GPT-5.4 Fails Creative Writing Tests
OpenAI's GPT-5.4 is being slammed as a "failure" in creative tasks, performing worse than versions 5.1 and 5.2 with zero SM-Bench leads and increased hallucinations. Writers are launching #keep4o campaigns while critics argue prompts aren't "art." The backlash highlights growing resistance to AI replacing human creativity in writing.

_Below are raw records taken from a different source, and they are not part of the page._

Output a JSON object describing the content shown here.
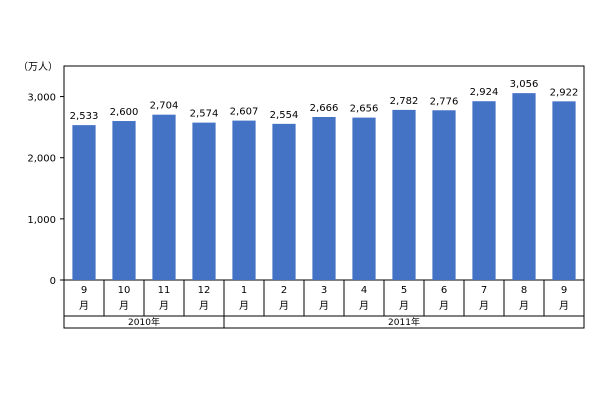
{
  "chart_data": {
    "type": "bar",
    "unit_label": "（万人）",
    "categories": [
      {
        "num": "9",
        "unit": "月"
      },
      {
        "num": "10",
        "unit": "月"
      },
      {
        "num": "11",
        "unit": "月"
      },
      {
        "num": "12",
        "unit": "月"
      },
      {
        "num": "1",
        "unit": "月"
      },
      {
        "num": "2",
        "unit": "月"
      },
      {
        "num": "3",
        "unit": "月"
      },
      {
        "num": "4",
        "unit": "月"
      },
      {
        "num": "5",
        "unit": "月"
      },
      {
        "num": "6",
        "unit": "月"
      },
      {
        "num": "7",
        "unit": "月"
      },
      {
        "num": "8",
        "unit": "月"
      },
      {
        "num": "9",
        "unit": "月"
      }
    ],
    "values": [
      2533,
      2600,
      2704,
      2574,
      2607,
      2554,
      2666,
      2656,
      2782,
      2776,
      2924,
      3056,
      2922
    ],
    "value_labels": [
      "2,533",
      "2,600",
      "2,704",
      "2,574",
      "2,607",
      "2,554",
      "2,666",
      "2,656",
      "2,782",
      "2,776",
      "2,924",
      "3,056",
      "2,922"
    ],
    "ylim": [
      0,
      3500
    ],
    "yticks": [
      {
        "value": 0,
        "label": "0"
      },
      {
        "value": 1000,
        "label": "1,000"
      },
      {
        "value": 2000,
        "label": "2,000"
      },
      {
        "value": 3000,
        "label": "3,000"
      }
    ],
    "groups": [
      {
        "label": "2010年",
        "span": 4
      },
      {
        "label": "2011年",
        "span": 9
      }
    ],
    "bar_color": "#4472c4",
    "grid": false,
    "legend": "none"
  }
}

OpenAI's official announcement on March 5, 2026, framed GPT-5.4 not as a creative partner but as a tool for professional work. The company claimed it was its "most factual model yet," reducing false claims by 33% and overall errors by 18% compared to GPT-5.2, focusing on tasks like coding and data analysis. The SM-Bench mentioned in the backlash is a benchmark that reportedly evaluates how often a model prioritizes safety over common-sense answers. A low score, as reported for GPT-5.4, suggests an overly restrictive nature, which can stifle the nuanced and unpredictable outputs required for creative writing. While flunking creative tests, GPT-5.4 excelled at professional ones, scoring 87.5% on a benchmark mimicking tasks for junior investment banking analysts—a significant jump from GPT-5.2's 68.4%. On a benchmark for navigating computer desktop environments, it even surpassed average human performance, scoring 75% versus the human baseline of 72.4%. The #keep4o campaign has historical precedent. It first erupted in August 2025 when OpenAI tried to retire the GPT-4o model. Users at the time described the loss as losing a "confidant," and a Change.org petition to save the model garnered nearly 21,000 signatures, forcing OpenAI to reinstate it. The debate over whether AI prompts constitute "art" is a documented conflict in the field. Some experts, including scientists at Google's DeepMind, have called prompt engineering a "fad" and a "poor user interface" that holds back true natural language interaction. Conversely, proponents argue that prompt creation is a genuine artistic skill, comparing it to photography in its early days when critics dismissed it as a mechanical process. They argue that the difference between a basic query and a masterfully crafted prompt is as vast as the one between a simple snapshot and a work by a master photographer. This all unfolds as OpenAI has compressed its release cycles from years to mere months. GPT-5.4 was released just days after GPT-5.3, an accelerated pace that suggests a strategic prioritization of enterprise-friendly features like accuracy and safety over more subjective capabilities like creative expression.